Fede, speranza, … un terzo elemento del ricordo dei nostri defunti che vorrei suggerirvi è un po’ particolare. Si tratta di pensare alla loro beatitudine, alla loro felicità presso il Signore – qualcosa di cui non abbiamo la certezza assoluta, ma una forte speranza basata sulla fede nella misericordia di Dio – ma partendo da una rilettura della loro vita alla luce del Vangelo delle beatitudini. La beatitudine del cielo, infatti, non può che essere in continuità con le beatitudini evangeliche vissute qui. Sarebbe allora interessante chiedersi, per esempio con riferimento ai propri genitori (se sono già in paradiso): come mio padre – ma la stessa cosa vale per la madre – è stato povero in spirito?, come ha avuto sete di giustizia nella sua vita?, come ha operato per la pace?, come è stato mite?, come e quando ha pianto ed è stato consolato? e così via. Dovremmo imparare a leggere la vita delle persone così, con criteri evangelici. Non per giudicarle – solo il Signore è giudice… -, ma per cogliere gli elementi di Vangelo presenti nella loro vita. Ci sono certamente, anche se magari quando vivevano con noi forse non vi abbiamo fatto caso. Ma sono stati ciò che di più prezioso ci hanno trasmesso.
Riconoscere i segni di Vangelo che hanno caratterizzato cristianamente la vita dei nostri cari, colora il loro ricordo di un quarto elemento: la riconoscenza. Una riconoscenza verso l’amore che ci hanno donato, un amore non semplicemente umano, ma cristiano caratterizzato dalla testimonianza di un Vangelo vissuto con semplicità e umiltà, ma con verità. Pregare per loro diventa allora un debito di ringraziamento, diventa manifestare verso di loro un amore pieno di gratitudine.
Ho elencato quattro elementi che rendono il ricordo dei nostri cari cristiano: la fede, la speranza, la considerazione della loro vita alla luce delle beatitudini, l’amore riconoscente. Ricordarli così ci porta però inevitabilmente a pensare a noi stessi. Noi che viviamo ancora l’avventura di questa vita. Noi che siamo chiamati a vivere tutto il tempo che il Signore vorrà con le stesse caratteristiche del loro ricordo.
Con la fede verso il Signore risorto anzitutto: una fede schietta, sincera, anche in ricerca, persino con inevitabili momenti di oscurità, ma autentica. Poi con la speranza che rende capaci di non lasciarci travolgere dalla negatività, dal pessimismo, dalla delusione. E’ vero, c’è la morte, la sofferenza, la malvagità, il peccato ma sono solo la penultima parola; l’ultima è la risurrezione, la gioia, l’amore, il perdono.

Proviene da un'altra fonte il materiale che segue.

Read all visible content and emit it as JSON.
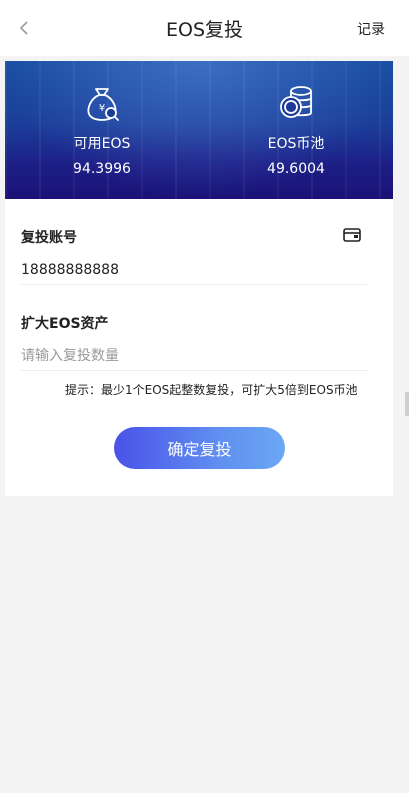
{
  "navbar": {
    "title": "EOS复投",
    "record_label": "记录",
    "back_icon": "chevron-left-icon"
  },
  "banner": {
    "available": {
      "label": "可用EOS",
      "value": "94.3996",
      "icon": "money-bag-icon"
    },
    "pool": {
      "label": "EOS币池",
      "value": "49.6004",
      "icon": "coin-stack-icon"
    }
  },
  "form": {
    "account": {
      "label": "复投账号",
      "value": "18888888888",
      "icon": "wallet-icon"
    },
    "quantity": {
      "label": "扩大EOS资产",
      "placeholder": "请输入复投数量"
    },
    "hint": "提示：最少1个EOS起整数复投，可扩大5倍到EOS币池",
    "submit_label": "确定复投"
  },
  "colors": {
    "banner_top": "#1a4fa4",
    "banner_bottom": "#1a1277",
    "button_start": "#4a52e8",
    "button_end": "#6aa8f4"
  }
}
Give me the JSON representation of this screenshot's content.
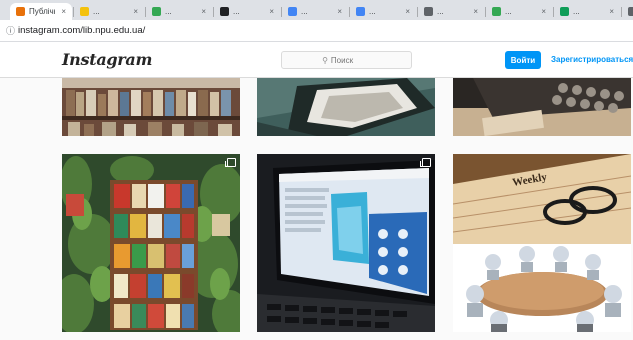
{
  "browser": {
    "tabs": [
      {
        "label": "Публічн...",
        "color": "#e8710a",
        "active": true
      },
      {
        "label": "...",
        "color": "#f4c20d",
        "active": false
      },
      {
        "label": "...",
        "color": "#34a853",
        "active": false
      },
      {
        "label": "...",
        "color": "#202124",
        "active": false
      },
      {
        "label": "...",
        "color": "#4285f4",
        "active": false
      },
      {
        "label": "...",
        "color": "#4285f4",
        "active": false
      },
      {
        "label": "...",
        "color": "#5f6368",
        "active": false
      },
      {
        "label": "...",
        "color": "#34a853",
        "active": false
      },
      {
        "label": "...",
        "color": "#0f9d58",
        "active": false
      },
      {
        "label": "...",
        "color": "#5f6368",
        "active": false
      }
    ],
    "url": "instagram.com/lib.npu.edu.ua/"
  },
  "header": {
    "logo": "Instagram",
    "search_placeholder": "Поиск",
    "login_label": "Войти",
    "signup_label": "Зарегистрироваться"
  },
  "colors": {
    "accent": "#0095f6",
    "page_bg": "#fafafa"
  },
  "posts": [
    {
      "name": "post-bookshelf",
      "subject": "library bookshelf",
      "multi": false
    },
    {
      "name": "post-desk-frame",
      "subject": "framed picture on desk",
      "multi": false
    },
    {
      "name": "post-typewriter",
      "subject": "typewriter keys",
      "multi": false
    },
    {
      "name": "post-book-display",
      "subject": "book display with plants",
      "multi": true
    },
    {
      "name": "post-laptop",
      "subject": "laptop screen",
      "multi": true
    },
    {
      "name": "post-planner-meeting",
      "subject": "weekly planner and meeting table",
      "multi": false
    }
  ],
  "post_texts": {
    "planner_word": "Weekly"
  }
}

Questa convinzione permette di andare avanti con fiducia nonostante tutto. Ancora: vivere con riferimento alle beatitudini del Vangelo, sapendo che lì e non altrove c’è la vera felicità, c’è la profonda realizzazione di noi stessi. Perché le beatitudini ci portano a vivere la vita per amore. Un amore che anzitutto abbiamo ricevuto e riceviamo dal Signore con molta gratitudine, anche attraverso l’amore che ci è stato dato dai nostri cari. Un amore poi che dobbiamo vivere nella concretezza feriale della nostra vita essendo fino in fondo quello che siamo: figli e figlie del Dio amore.
Fede, speranza, beatitudini, amore: un modo cristiano per ricordare i nostri morti, ma soprattutto un modo cristiano per vivere noi la vita che anche oggi il Signore ci dona.